Corrupção nas contratações públicas: não é possível escolher quem recebe primeiro
15 de junho de 2017, 8h00

O Estado paga mais caro por suas obras, bens e serviços, e a corrupção é uma das causas. Entretanto, outra causa dessa situação é a contumaz inadimplência e o descaso estatal no cumprimento de suas obrigações contratuais. O contratado pelo Estado já conta com a real expectativa de que executará sua prestação, mas não receberá os valores devidos nos prazos ajustados. Em simples palavras, o particular já imagina que terá que se esforçar muito para que o Estado cumpra suas obrigações contratuais. Essa mora incorrigível tem um custo, que obviamente compõe o custo formado pelo particular na apresentação de sua proposta. É constrangedor admitir que o Estado, como regra, não possui credibilidade como cumpridor de contratos — essa falta de credibilidade é precificada pelo mercado.
Uma das questões essenciais que compõem esse cenário é a obediência da ordem cronológica de pagamentos. Não há dificuldade em se imaginar que os pagamentos devem ser feitos em ordem cronológica, de acordo com a execução dos contratos respectivos, por imperativo lógico e isonômico.
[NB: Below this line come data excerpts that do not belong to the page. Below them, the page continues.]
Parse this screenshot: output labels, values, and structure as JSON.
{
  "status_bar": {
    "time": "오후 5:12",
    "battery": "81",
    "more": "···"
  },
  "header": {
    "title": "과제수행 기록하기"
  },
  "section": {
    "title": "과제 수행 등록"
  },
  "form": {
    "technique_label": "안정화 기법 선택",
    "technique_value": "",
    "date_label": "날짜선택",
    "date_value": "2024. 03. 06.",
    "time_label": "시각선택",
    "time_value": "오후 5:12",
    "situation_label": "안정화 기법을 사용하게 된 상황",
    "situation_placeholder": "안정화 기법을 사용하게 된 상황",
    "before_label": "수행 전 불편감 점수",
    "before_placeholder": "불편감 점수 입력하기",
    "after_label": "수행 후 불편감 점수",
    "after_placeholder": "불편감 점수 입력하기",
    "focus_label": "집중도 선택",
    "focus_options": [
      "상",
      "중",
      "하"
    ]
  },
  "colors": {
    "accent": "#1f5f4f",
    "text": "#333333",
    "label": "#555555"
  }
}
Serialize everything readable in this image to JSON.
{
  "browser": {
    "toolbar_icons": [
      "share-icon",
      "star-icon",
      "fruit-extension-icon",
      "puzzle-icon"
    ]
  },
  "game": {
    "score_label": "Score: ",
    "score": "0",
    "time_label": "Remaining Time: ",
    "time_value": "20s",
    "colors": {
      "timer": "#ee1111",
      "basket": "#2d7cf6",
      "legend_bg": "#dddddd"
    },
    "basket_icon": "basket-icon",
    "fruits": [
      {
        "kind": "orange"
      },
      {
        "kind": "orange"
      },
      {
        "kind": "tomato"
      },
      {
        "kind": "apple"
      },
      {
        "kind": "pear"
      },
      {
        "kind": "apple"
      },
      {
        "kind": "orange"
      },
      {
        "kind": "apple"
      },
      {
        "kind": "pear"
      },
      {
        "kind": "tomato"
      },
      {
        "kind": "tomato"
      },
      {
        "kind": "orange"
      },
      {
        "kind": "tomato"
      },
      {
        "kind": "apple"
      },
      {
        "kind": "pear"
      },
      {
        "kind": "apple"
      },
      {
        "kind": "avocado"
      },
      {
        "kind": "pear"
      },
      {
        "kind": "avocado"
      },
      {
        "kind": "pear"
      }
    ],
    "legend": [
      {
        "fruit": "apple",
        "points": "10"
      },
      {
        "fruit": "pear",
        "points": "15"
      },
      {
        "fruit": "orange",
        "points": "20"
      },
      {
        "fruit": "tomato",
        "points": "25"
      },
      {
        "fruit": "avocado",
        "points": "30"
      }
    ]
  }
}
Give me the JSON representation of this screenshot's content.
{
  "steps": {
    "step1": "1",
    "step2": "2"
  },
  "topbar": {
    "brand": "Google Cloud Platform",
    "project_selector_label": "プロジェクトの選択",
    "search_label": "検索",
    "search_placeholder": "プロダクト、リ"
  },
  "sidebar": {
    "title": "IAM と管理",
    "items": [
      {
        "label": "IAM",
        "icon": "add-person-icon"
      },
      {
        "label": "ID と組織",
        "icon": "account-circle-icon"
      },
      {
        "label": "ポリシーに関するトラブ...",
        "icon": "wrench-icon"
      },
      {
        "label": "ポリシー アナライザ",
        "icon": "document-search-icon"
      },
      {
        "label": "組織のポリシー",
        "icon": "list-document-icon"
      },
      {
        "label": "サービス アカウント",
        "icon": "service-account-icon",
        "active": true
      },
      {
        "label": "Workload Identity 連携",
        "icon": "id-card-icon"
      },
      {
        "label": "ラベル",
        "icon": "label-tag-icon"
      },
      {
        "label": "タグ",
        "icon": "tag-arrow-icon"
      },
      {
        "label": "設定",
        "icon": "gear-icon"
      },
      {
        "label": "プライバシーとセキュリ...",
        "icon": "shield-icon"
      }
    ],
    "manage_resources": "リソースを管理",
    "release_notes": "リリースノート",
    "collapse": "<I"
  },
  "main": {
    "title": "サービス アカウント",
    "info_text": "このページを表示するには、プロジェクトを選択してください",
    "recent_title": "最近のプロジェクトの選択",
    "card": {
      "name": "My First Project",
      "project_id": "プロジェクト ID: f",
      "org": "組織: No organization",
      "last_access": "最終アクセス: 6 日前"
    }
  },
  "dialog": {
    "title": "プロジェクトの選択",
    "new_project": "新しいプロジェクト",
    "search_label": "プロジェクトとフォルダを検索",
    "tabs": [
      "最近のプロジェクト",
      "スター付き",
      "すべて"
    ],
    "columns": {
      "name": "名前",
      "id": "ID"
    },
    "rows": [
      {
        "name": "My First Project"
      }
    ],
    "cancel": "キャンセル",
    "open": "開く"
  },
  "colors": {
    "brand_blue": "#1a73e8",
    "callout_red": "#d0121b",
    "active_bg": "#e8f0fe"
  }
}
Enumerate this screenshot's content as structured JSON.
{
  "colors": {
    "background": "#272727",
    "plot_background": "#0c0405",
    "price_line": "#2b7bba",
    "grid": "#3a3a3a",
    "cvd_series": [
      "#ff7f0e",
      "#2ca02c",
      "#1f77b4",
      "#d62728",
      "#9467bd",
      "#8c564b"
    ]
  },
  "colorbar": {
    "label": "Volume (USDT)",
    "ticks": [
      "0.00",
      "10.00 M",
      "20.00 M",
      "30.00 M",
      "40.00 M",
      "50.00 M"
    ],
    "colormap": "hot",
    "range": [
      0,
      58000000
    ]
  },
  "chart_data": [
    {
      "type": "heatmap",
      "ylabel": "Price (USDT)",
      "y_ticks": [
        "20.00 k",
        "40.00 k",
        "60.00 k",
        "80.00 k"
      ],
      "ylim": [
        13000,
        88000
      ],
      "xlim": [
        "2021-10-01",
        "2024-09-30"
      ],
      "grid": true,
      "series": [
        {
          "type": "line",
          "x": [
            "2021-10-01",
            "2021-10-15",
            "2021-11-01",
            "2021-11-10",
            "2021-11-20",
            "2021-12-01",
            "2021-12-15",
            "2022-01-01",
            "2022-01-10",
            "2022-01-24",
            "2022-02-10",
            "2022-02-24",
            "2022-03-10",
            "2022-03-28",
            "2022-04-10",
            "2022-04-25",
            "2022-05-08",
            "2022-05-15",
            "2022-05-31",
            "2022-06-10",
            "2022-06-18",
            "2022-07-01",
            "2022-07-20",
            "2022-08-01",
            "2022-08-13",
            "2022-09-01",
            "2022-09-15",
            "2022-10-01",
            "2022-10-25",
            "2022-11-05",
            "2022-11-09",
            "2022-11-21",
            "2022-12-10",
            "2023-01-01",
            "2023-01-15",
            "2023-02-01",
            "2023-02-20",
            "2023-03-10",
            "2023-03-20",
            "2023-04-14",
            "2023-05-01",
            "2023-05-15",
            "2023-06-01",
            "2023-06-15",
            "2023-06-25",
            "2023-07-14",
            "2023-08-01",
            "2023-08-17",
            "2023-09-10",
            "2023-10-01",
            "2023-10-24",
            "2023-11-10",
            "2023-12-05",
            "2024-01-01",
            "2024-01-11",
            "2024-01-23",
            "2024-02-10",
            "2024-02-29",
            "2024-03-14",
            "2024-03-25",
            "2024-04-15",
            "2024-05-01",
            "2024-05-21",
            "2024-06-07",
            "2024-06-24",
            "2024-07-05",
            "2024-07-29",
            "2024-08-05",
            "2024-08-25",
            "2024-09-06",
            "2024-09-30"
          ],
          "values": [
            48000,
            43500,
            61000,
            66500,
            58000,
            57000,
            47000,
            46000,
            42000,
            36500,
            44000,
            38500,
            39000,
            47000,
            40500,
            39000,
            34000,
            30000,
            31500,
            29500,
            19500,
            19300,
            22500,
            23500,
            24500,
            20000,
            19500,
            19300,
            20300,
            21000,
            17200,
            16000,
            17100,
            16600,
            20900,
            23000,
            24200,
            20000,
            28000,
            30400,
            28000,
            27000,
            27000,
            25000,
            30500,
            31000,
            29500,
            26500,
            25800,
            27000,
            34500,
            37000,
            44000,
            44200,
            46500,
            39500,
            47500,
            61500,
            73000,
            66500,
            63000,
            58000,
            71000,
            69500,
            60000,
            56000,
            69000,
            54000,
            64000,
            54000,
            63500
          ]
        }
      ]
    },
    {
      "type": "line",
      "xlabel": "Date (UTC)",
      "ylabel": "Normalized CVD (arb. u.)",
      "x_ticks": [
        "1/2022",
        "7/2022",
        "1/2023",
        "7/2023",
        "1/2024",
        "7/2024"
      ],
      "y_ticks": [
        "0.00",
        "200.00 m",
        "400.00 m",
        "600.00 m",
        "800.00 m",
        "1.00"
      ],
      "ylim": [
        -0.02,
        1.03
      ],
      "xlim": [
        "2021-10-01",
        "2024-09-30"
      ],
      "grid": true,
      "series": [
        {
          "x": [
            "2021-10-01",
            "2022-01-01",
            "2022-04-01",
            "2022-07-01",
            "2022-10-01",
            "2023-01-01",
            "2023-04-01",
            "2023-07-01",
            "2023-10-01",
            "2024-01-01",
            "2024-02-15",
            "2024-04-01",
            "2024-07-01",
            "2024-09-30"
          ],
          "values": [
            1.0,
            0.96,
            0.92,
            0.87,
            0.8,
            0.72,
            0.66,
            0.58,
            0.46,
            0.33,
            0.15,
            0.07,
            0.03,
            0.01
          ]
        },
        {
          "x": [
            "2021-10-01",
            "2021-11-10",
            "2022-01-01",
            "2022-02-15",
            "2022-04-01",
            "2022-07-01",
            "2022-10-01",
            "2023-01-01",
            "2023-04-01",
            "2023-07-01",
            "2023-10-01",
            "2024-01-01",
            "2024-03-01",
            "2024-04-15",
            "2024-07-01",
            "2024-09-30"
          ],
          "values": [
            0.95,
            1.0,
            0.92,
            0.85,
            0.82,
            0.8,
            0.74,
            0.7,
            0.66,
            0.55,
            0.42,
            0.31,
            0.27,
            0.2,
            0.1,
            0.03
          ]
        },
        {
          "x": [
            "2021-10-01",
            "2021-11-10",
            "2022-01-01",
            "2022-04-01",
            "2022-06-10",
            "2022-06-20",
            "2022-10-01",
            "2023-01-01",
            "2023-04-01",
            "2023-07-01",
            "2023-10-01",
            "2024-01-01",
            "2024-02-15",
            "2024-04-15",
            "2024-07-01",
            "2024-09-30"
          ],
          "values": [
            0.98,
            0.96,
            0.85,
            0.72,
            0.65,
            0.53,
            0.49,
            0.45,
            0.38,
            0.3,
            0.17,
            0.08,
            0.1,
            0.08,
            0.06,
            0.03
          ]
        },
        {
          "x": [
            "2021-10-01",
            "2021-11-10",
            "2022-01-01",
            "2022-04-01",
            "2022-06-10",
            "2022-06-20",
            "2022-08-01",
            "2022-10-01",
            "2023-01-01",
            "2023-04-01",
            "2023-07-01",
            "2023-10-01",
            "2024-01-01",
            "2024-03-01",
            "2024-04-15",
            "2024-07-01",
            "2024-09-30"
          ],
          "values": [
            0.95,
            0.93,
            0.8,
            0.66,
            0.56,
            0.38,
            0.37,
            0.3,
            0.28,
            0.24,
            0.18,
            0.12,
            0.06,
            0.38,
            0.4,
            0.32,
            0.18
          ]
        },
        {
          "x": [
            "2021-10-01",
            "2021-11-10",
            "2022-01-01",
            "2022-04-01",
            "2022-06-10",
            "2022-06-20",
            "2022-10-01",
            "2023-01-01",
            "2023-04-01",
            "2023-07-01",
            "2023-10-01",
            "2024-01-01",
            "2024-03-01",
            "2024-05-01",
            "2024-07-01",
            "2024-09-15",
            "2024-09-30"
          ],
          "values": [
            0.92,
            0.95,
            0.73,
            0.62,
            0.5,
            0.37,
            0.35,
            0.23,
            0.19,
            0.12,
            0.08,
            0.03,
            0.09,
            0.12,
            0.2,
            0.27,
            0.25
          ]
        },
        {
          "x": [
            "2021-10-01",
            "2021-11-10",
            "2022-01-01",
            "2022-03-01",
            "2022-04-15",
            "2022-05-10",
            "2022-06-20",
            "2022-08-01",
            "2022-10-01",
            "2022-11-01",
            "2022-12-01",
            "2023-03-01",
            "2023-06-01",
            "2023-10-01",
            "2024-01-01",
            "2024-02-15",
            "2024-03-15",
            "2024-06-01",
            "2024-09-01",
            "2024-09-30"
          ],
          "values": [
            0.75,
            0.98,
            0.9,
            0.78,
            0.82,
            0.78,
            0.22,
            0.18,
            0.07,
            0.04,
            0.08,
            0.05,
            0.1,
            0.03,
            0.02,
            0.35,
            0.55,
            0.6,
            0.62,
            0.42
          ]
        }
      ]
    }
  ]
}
O artigo 5º da Lei 8.666/93 contém regra nesse sentido:
Art. 5º Todos os valores, preços e custos utilizados nas licitações terão como expressão monetária a moeda corrente nacional, ressalvado o disposto no art. 42 desta Lei, devendo cada unidade da Administração, no pagamento das obrigações relativas ao fornecimento de bens, locações, realização de obras e prestação de serviços, obedecer, para cada fonte diferenciada de recursos, a estrita ordem cronológica das datas de suas exigibilidades, salvo quando presentes relevantes razões de interesse público e mediante prévia justificativa da autoridade competente, devidamente publicada.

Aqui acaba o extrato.